The personality of the game is also shown through it’s authentically Wild West theme. When walking through the world’s main town there is a lovely slow background twang of music, lending it an authentic Wild West/Outback theme that the series is famous for, and even in battle, the music changes to a low, aggressive, bass heavy hum, perfect for a good ol’ shootout. It goes without saying that the guns boom and crack in a satisfying manner with every shot, and it all emphasises the backwater nature of this funny little planet.

Complimenting this; the wonderfully colourful cell shading effects are back as well. They are very well implemented technically, it never looks over the top or Sly Racoon style cartoonish, and now that Pandora and its inhabitants have blossomed to a full world rather than just a brown desert, the graphics look truly spectacular, and also unique. The cell shading style lends the game a general atmosphere of fun and light-heartedness, showing us again that this is not a game to be taken seriously or be emotionally invested in, it is a game to be enjoyed and laughed at; more Saint’s Row than Call of Duty.

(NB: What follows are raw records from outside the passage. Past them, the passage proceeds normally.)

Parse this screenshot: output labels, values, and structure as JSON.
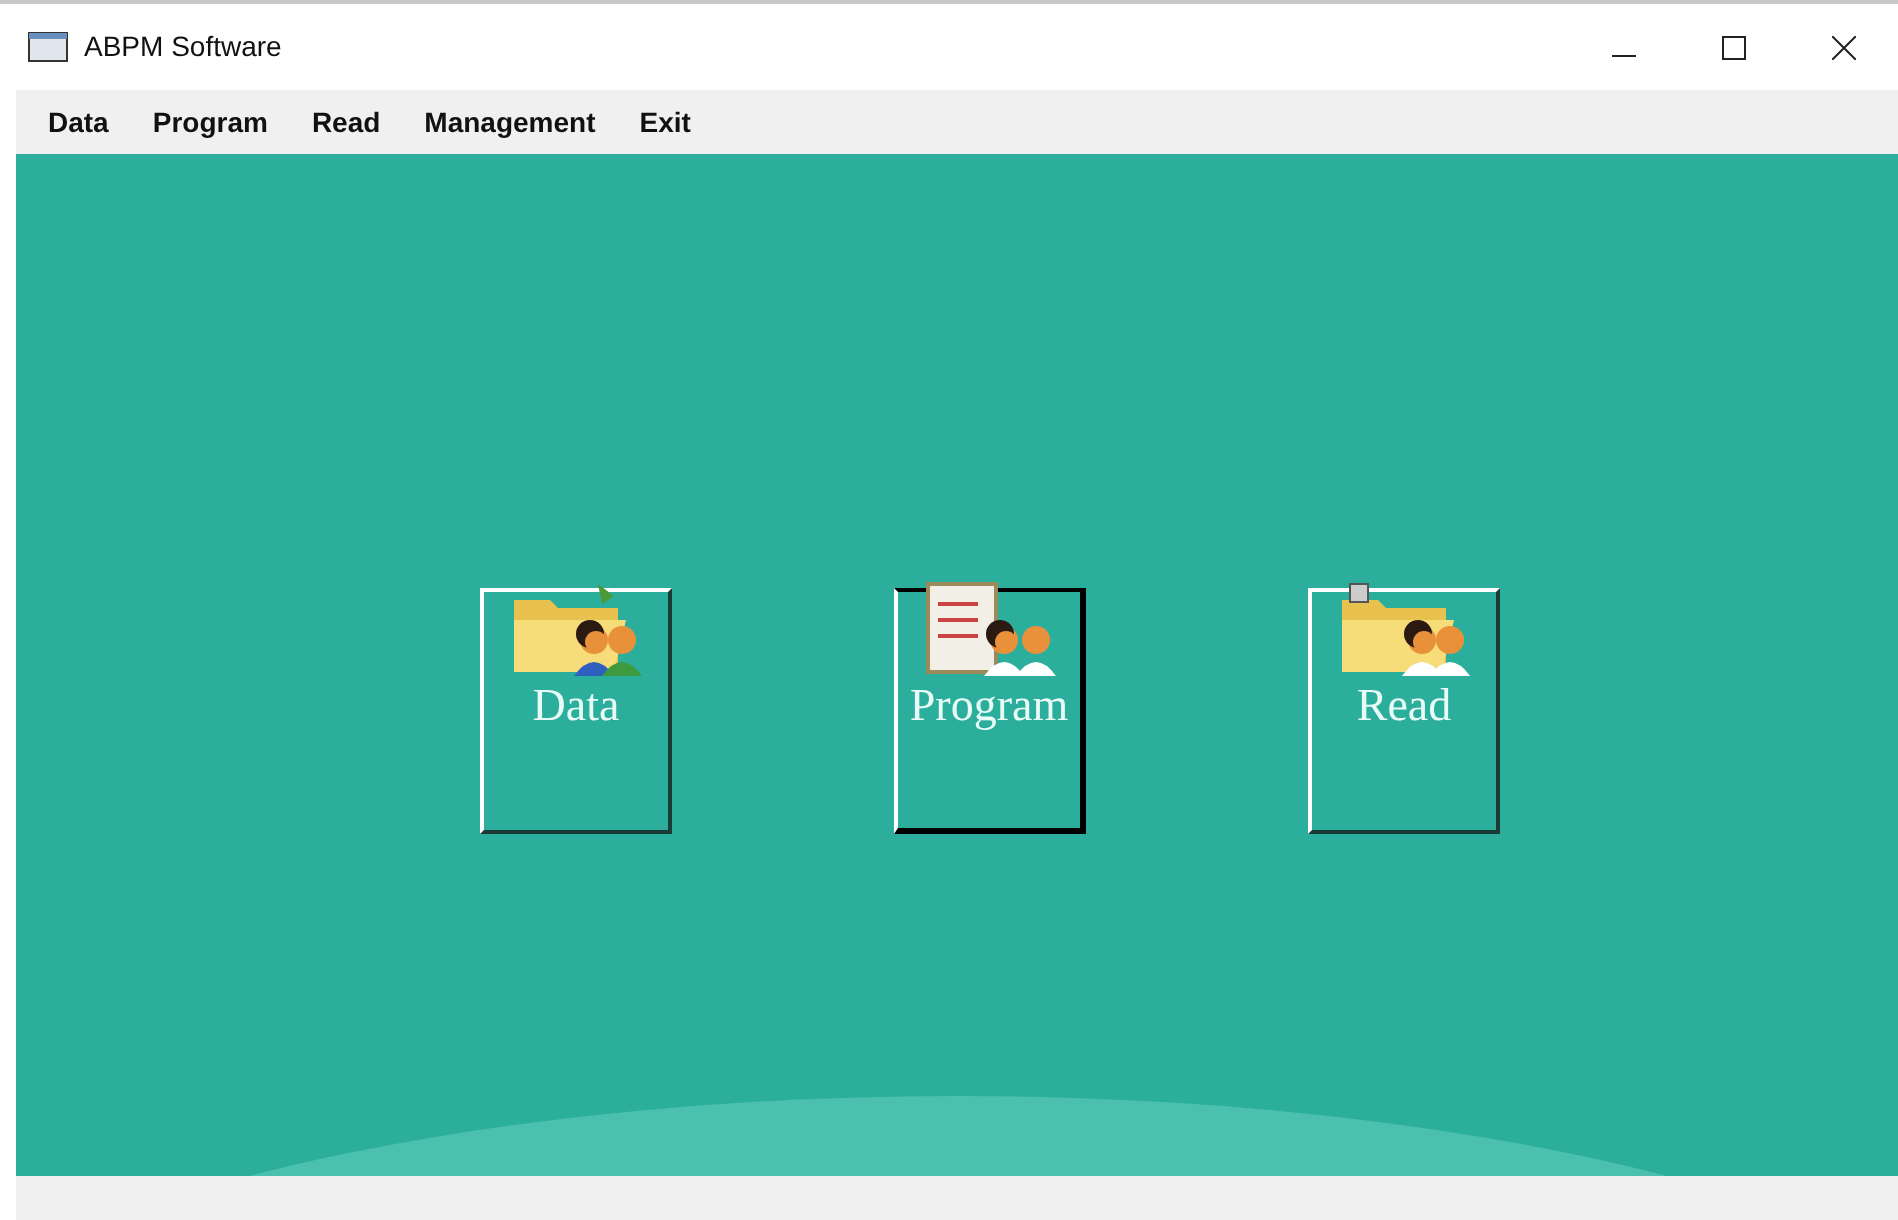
{
  "window": {
    "title": "ABPM Software"
  },
  "menu": [
    "Data",
    "Program",
    "Read",
    "Management",
    "Exit"
  ],
  "tiles": [
    {
      "label": "Data",
      "kind": "folder-people",
      "selected": false
    },
    {
      "label": "Program",
      "kind": "clipboard-doctors",
      "selected": true
    },
    {
      "label": "Read",
      "kind": "locked-folder",
      "selected": false
    }
  ]
}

Gearbox have taken the recipe of the original Borderlands, added some spice, and increased the portion size. But if you think this just means more of the same, you would be making a grave mistake. Just because a sequel doesn’t have any major new innovations, or a brand new gameplay feature, doesn’t immediately write it off as a re-hash of the original. Gearbox has quite rightly stuck to doing what they do best, and it has really paid off. This game could seriously give Journey or Mass Effect 3 a run for their money for Game of the Year. Try it, and when you’re running around a gunfight with a disappearing assassin, laughing manically to yourself with a shotgun and a rocket launcher, all for a Doctor with some seriously questionable credentials, tell me I’m wrong.